CHRISTIAN MAGOON: I think, you know, like any area that’s white hot in terms of returns and an interest, I think there seems to be way more many, way too many ICOs out there. I think ultimately, we may be able to get out with some decent market capital initially and get some funding, but ultimately, I think it’s going to depend on that network you build around it in terms of the user base, but then also what’s the unique application that the coin is able to deliver? And many of these seem to be more about branding than they are about the size of their network or the functionality of the coin.
So, I’m guessing this is not unlike other areas we’ve seen where whether it’s the automobile industry or the recording industry where initially thousands of companies literally spring up and start manufacturing or making things, goods and services.
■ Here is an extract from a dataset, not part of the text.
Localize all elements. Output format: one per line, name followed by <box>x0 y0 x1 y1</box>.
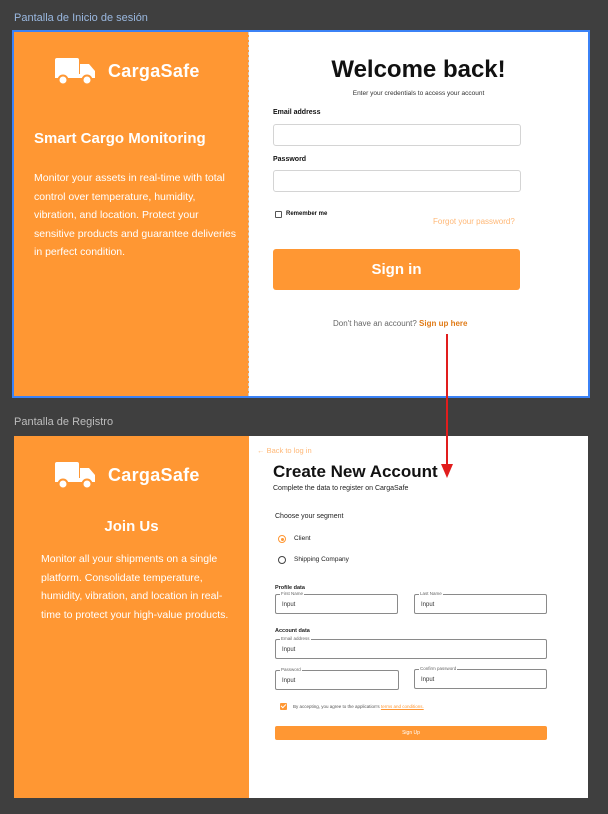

And eventually, a big consolidation happens and you get a dozen or so meaningful players that most of the assets tend to be concentrated in the top four or five.
So I think, my opinion it’s going 80/20. Doesn’t mean that … I still think there are some, probably some new ICOs that will come that will provide unique functions that people haven’t really thought of yet that will still get their place. So, I still don’t think we’ve seen the top 10 ICOs launch. I think there’s still some more that will join the top 10, but definitely seems like bitcoin, ethereum, will have … Gosh, be hard to think that they wouldn’t be in the top five three or four years from now.
BLOCK TRIBUNE:What do you see, finally, as the impact of sovereigns getting into the game of cryptocurrency?
CHRISTIAN MAGOON: Well, it seems like it’s a double-edged sword, because it could be massive if some of the demand that they could create and awareness that they could create. The same time, some of the, depending on if they take the step and become an issuer versus just an investor, so just taking that apart, if they become an investor, I think that is very constructive to the whole ICO market because it starts to legitimize it when large institutions with trillions of dollars start to take an, even just have a four or five percent allocation into an asset class, it legitimizes it to all the investors below. It starts to make it more of a fundamental part of peoples’ portfolio, which is big. So, that could be huge from an investor standpoint.
If they start going all the way into issuer’s standpoint, that’s where it could, to me, be a double-edged sword, just because I think it could eat into some of the existing markets. Although I’d caution that the issuer being sovereign and being an issuer of these coins might actually kind of work against them, because of potentially the connection they have to some of the, let’s say the politics and the government kind of ties to have. I could see that being actually a negative point to people in the ICO market.